O advogado de defesa do réu, Josefhe Barreto, informou que os depoimentos das testemunhas foram muito importantes para o processo. Disse ainda que a irmã do delegado foi ouvida e que uma das testemunhas afirmou que o réu não estava na moto, que foi utilizada no dia do crime.
O acusado está preso desde o mês seguinte ao assassinato e chegou a confessar o crime, mas, segundo informou o advogado de defesa, nessa segunda, ele é inocente. "Quem sabe a verdade sobre os fatos é o réu.
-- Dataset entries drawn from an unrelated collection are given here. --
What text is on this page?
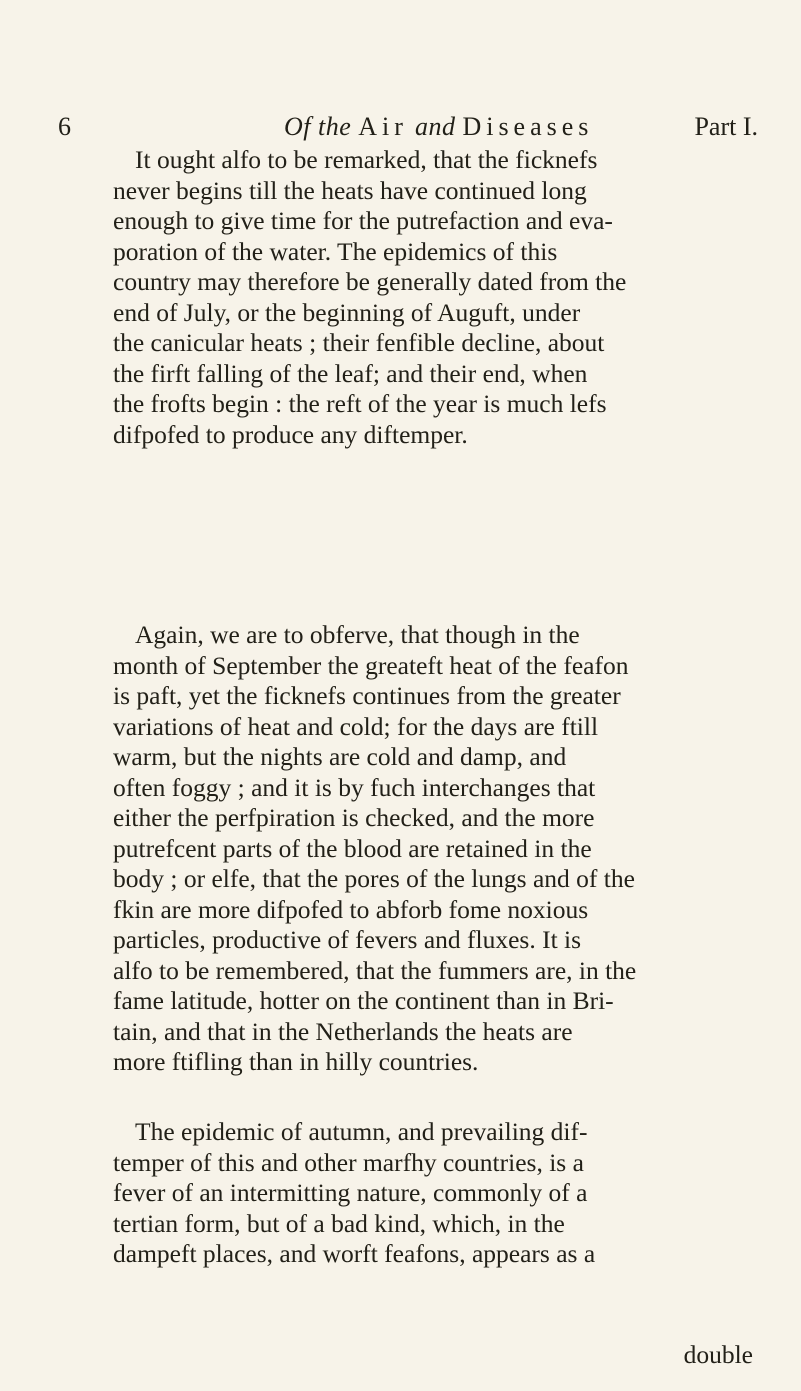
6	Of the Air and Diseases	Part I.
It ought alfo to be remarked, that the ficknefs
never begins till the heats have continued long
enough to give time for the putrefaction and eva-
poration of the water. The epidemics of this
country may therefore be generally dated from the
end of July, or the beginning of Auguft, under
the canicular heats ; their fenfible decline, about
the firft falling of the leaf; and their end, when
the frofts begin : the reft of the year is much lefs
difpofed to produce any diftemper.
Again, we are to obferve, that though in the
month of September the greateft heat of the feafon
is paft, yet the ficknefs continues from the greater
variations of heat and cold; for the days are ftill
warm, but the nights are cold and damp, and
often foggy ; and it is by fuch interchanges that
either the perfpiration is checked, and the more
putrefcent parts of the blood are retained in the
body ; or elfe, that the pores of the lungs and of the
fkin are more difpofed to abforb fome noxious
particles, productive of fevers and fluxes. It is
alfo to be remembered, that the fummers are, in the
fame latitude, hotter on the continent than in Bri-
tain, and that in the Netherlands the heats are
more ftifling than in hilly countries.
The epidemic of autumn, and prevailing dif-
temper of this and other marfhy countries, is a
fever of an intermitting nature, commonly of a
tertian form, but of a bad kind, which, in the
dampeft places, and worft feafons, appears as a
double
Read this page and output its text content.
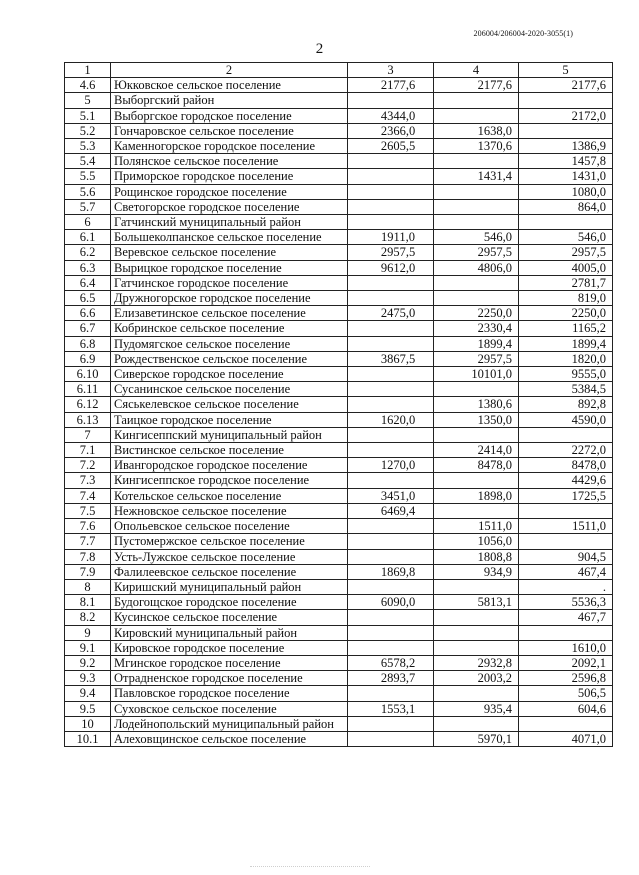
206004/206004-2020-3055(1)
2
1	2	3	4	5
4.6	Юкковское сельское поселение	2177,6	2177,6	2177,6
5	Выборгский район			
5.1	Выборгское городское поселение	4344,0		2172,0
5.2	Гончаровское сельское поселение	2366,0	1638,0	
5.3	Каменногорское городское поселение	2605,5	1370,6	1386,9
5.4	Полянское сельское поселение			1457,8
5.5	Приморское городское поселение		1431,4	1431,0
5.6	Рощинское городское поселение			1080,0
5.7	Светогорское городское поселение			864,0
6	Гатчинский муниципальный район			
6.1	Большеколпанское сельское поселение	1911,0	546,0	546,0
6.2	Веревское сельское поселение	2957,5	2957,5	2957,5
6.3	Вырицкое городское поселение	9612,0	4806,0	4005,0
6.4	Гатчинское городское поселение			2781,7
6.5	Дружногорское городское поселение			819,0
6.6	Елизаветинское сельское поселение	2475,0	2250,0	2250,0
6.7	Кобринское сельское поселение		2330,4	1165,2
6.8	Пудомягское сельское поселение		1899,4	1899,4
6.9	Рождественское сельское поселение	3867,5	2957,5	1820,0
6.10	Сиверское городское поселение		10101,0	9555,0
6.11	Сусанинское сельское поселение			5384,5
6.12	Сяськелевское сельское поселение		1380,6	892,8
6.13	Таицкое городское поселение	1620,0	1350,0	4590,0
7	Кингисеппский муниципальный район			
7.1	Вистинское сельское поселение		2414,0	2272,0
7.2	Ивангородское городское поселение	1270,0	8478,0	8478,0
7.3	Кингисеппское городское поселение			4429,6
7.4	Котельское сельское поселение	3451,0	1898,0	1725,5
7.5	Нежновское сельское поселение	6469,4		
7.6	Опольевское сельское поселение		1511,0	1511,0
7.7	Пустомержское сельское поселение		1056,0	
7.8	Усть-Лужское сельское поселение		1808,8	904,5
7.9	Фалилеевское сельское поселение	1869,8	934,9	467,4
8	Киришский муниципальный район			.
8.1	Будогощское городское поселение	6090,0	5813,1	5536,3
8.2	Кусинское сельское поселение			467,7
9	Кировский муниципальный район			
9.1	Кировское городское поселение			1610,0
9.2	Мгинское городское поселение	6578,2	2932,8	2092,1
9.3	Отрадненское городское поселение	2893,7	2003,2	2596,8
9.4	Павловское городское поселение			506,5
9.5	Суховское сельское поселение	1553,1	935,4	604,6
10	Лодейнопольский муниципальный район			
10.1	Алеховщинское сельское поселение		5970,1	4071,0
Ele está disposto a falar e contar toda a verdade do que aconteceu", disse o advogado.
Para a acusação, não há dúvidas sobre a autoria. "Ele já mudou a versão dele várias vezes. Ele tá condenado a mais de 40 anos em vários processos. Foi um crime de mando. Quanto a isso não temos dúvidas", disse o advogado Francisco Carlos.
Entenda o caso
O delegado passeava com o cachorro no momento em que foi abordado por um homem em uma motocicleta. Apesar da suspeita inicial de roubo, nenhum pertence da vítima foi levado. Uma viatura do Centro de Operações Policiais Especiais que passava no local socorreu o delegado, mas ele não resistiu aos ferimentos.